Do you have data on how the equal weight set of N100 stocks performed during the tech crash 2000-2002?
Badly!
Both in terms of earnings, and even more in terms of stock returns.
That’s why they called it the tech crash : )
The real total return series for the Nasdaq 100 equal weight peaked 2000-03-27.
The subsequent low was 2002-10-07, real total return loss -81.1%.
There wasn’t a fresh all-time-high real total return level until 2014-11-24.
That tech bubble was a doozy.
But note, that’s mainly because the prices were so extraordinarily high at the top, not because there was no hope of earnings or value.
The median trailing earnings yield was under 1% for quite a while, and bottomed at 0.565%.
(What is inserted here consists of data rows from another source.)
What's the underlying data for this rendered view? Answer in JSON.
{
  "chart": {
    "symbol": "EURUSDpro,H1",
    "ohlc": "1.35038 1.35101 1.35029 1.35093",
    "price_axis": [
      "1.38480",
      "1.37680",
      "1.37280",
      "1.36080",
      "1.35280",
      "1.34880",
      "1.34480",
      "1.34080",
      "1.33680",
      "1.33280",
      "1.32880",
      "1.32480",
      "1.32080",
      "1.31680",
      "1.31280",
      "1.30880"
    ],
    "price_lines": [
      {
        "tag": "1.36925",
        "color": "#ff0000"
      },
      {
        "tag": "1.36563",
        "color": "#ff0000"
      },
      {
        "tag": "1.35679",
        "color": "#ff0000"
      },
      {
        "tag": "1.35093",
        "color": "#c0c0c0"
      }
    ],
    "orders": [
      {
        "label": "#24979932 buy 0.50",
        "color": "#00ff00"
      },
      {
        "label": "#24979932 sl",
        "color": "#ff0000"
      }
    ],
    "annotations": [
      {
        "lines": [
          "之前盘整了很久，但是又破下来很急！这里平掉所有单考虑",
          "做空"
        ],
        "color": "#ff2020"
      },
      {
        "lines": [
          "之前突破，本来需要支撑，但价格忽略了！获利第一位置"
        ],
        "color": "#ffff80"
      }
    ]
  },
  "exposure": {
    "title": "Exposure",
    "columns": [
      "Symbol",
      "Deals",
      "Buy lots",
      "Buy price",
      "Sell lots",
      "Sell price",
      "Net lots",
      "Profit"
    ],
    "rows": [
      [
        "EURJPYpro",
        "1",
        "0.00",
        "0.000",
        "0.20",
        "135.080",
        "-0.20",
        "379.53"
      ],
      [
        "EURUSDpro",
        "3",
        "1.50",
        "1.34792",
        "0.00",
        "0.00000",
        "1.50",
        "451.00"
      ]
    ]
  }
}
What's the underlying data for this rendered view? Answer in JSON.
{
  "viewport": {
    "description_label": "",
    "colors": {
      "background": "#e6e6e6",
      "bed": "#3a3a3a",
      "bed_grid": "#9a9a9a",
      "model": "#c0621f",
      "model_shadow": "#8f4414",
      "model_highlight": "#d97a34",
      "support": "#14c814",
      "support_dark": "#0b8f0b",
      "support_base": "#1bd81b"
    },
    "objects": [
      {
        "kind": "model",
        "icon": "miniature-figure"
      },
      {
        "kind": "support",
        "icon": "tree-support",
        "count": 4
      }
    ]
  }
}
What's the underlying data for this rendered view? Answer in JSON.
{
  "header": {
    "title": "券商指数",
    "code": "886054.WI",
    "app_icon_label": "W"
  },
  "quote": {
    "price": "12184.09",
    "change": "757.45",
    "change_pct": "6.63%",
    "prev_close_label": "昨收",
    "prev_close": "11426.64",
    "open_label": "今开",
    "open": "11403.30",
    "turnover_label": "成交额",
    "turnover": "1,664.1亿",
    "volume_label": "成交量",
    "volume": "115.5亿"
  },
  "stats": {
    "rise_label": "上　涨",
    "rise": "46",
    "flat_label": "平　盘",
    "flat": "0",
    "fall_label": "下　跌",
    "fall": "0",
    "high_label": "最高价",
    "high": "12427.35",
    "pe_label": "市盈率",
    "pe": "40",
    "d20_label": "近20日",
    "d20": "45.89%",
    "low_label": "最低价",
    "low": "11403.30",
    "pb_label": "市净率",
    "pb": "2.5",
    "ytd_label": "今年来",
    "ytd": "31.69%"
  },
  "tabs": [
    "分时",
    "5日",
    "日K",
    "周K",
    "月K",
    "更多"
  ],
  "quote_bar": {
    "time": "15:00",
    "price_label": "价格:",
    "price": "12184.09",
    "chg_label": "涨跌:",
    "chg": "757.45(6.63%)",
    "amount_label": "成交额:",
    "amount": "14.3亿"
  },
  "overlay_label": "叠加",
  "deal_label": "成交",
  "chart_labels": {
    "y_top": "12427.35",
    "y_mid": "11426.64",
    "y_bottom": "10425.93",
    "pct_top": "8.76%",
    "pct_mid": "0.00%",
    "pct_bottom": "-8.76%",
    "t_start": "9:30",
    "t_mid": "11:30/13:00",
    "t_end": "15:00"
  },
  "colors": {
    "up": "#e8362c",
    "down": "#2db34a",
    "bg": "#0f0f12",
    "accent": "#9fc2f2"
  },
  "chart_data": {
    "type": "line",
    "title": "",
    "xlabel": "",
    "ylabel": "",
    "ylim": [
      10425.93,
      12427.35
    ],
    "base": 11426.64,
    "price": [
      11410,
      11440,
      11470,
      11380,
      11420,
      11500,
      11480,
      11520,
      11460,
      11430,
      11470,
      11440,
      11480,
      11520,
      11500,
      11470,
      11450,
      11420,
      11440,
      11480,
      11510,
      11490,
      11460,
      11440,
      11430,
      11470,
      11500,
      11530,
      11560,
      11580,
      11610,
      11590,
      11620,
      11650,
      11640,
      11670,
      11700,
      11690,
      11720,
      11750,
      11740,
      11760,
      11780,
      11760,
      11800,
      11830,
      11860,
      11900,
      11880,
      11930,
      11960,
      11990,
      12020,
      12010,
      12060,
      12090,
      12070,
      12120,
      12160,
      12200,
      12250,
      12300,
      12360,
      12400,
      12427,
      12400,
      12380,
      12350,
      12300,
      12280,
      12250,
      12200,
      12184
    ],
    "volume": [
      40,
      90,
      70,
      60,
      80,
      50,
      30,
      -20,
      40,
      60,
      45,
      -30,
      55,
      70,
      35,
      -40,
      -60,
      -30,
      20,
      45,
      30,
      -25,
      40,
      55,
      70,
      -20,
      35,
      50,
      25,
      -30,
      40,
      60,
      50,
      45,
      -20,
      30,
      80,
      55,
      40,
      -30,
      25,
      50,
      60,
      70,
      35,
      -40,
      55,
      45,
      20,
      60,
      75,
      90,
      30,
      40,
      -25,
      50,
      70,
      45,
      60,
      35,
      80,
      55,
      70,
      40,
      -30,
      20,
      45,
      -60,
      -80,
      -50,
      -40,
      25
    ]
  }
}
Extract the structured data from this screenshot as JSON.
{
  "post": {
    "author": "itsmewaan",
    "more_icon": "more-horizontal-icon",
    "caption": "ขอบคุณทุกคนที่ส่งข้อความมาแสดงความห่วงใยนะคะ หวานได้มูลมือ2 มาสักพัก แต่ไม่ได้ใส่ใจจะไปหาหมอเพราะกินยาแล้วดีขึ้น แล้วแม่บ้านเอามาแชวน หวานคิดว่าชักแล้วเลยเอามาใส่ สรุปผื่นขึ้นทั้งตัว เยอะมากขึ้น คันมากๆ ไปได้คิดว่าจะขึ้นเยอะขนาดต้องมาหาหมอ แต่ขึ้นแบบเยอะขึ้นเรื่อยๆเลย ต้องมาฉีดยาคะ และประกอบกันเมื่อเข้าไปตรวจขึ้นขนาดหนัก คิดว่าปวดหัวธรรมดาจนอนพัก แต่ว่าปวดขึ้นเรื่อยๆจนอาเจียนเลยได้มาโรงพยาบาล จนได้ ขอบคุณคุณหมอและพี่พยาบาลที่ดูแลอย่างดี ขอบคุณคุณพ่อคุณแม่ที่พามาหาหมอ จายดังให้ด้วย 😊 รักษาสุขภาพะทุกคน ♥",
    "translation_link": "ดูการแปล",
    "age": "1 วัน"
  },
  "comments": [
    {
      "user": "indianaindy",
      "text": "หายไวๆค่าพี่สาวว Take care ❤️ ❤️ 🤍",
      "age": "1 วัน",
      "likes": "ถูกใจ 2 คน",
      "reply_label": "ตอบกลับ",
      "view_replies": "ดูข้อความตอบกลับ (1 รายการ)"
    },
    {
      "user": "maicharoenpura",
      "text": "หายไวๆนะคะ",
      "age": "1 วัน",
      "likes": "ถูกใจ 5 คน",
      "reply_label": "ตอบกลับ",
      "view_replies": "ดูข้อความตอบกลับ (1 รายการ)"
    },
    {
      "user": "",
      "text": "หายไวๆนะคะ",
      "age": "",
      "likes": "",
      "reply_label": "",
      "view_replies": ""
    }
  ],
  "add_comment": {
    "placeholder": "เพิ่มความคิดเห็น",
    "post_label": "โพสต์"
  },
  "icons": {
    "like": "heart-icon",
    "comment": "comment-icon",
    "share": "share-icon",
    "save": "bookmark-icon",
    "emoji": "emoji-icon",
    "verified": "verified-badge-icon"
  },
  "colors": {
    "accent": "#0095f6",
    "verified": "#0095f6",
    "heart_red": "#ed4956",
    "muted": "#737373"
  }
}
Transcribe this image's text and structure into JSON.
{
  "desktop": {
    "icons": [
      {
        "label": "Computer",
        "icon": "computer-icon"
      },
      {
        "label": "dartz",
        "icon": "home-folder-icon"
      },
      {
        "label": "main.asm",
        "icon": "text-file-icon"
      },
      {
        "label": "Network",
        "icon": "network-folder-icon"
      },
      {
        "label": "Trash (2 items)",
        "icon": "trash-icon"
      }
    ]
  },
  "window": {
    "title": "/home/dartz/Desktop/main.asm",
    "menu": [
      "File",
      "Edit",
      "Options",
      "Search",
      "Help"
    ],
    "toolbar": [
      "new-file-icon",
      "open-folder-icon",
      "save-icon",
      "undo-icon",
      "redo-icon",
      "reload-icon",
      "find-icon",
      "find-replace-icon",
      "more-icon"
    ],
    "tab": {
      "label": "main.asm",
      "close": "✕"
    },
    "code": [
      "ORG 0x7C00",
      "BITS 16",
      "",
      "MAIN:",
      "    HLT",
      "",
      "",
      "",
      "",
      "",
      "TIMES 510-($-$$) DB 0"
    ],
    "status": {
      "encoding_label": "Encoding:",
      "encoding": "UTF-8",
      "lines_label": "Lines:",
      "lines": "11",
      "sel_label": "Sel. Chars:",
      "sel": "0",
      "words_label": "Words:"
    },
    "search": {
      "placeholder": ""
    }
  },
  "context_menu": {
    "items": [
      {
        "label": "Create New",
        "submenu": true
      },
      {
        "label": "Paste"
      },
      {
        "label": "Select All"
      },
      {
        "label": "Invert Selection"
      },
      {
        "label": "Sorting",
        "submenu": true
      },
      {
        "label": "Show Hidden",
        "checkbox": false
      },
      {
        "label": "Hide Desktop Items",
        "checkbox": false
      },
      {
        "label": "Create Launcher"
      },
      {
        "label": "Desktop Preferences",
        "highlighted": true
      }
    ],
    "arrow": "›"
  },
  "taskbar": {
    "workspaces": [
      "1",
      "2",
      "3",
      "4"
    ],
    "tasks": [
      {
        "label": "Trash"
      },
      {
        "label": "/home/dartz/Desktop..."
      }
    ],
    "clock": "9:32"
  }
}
Compare that to the median Nas100 earnings yield value at yesterday’s close of 3.154%.
The Nasdaq companies are relatively pricey lately, but a lot cheaper than they were in the tech bubble.
Of course, earnings are cyclical. A better measure would be the trend earnings yield.
Smooth out the earnings squiggles, then relate the on-trend real earnings to the then-current price.
On that metric, the most expensive day during the tech bubble was a median trend earnings yield of 1.3%.
And recent figures have represented a trend earnings yield of around 3.2%. (last month–sorry I don’t have today’s figure)
So, for the Nasdaq 100 firms on that metric, the tech bubble peak was 2.4 times as expensive as it has been recently.
But the interesting thing is that, after the horrible tech wipe-out, the earnings came (nearly) all the way back to the prior trend.
Imagine you were a super-bullish 1990s optimist, and simply took the real earnings level from (say) Q3 1997 through early 2000, and extrapolated it 22 years into the future.
How far off would you have been by now?
A lot…but not nearly as much as you’d think.
The pre-crash tech bubble trend would have led you to believe earnings today would have been 43% higher today than they actually are.
Sounds like a big error, but a forecast based on a short bubble stretch that’s off by only 1.69%/year 22 years later isn’t really that bad.
The possible moral is that the earnings of this crowd, other than transient dips during bears, trend pretty reliably. (And rise quickly)
The prices paid for those firms swing wildly, but their earning ability very much less so.
This gives hope for a strategy: keep an eye on the trend earnings, and the trend earnings yield.
Figure out the likely forward earnings based on the assumption that earnings will rise on trend at a rate comparable to history.
And make the guess that the valuation multiple on those trend earnings will be “typical” in a few years.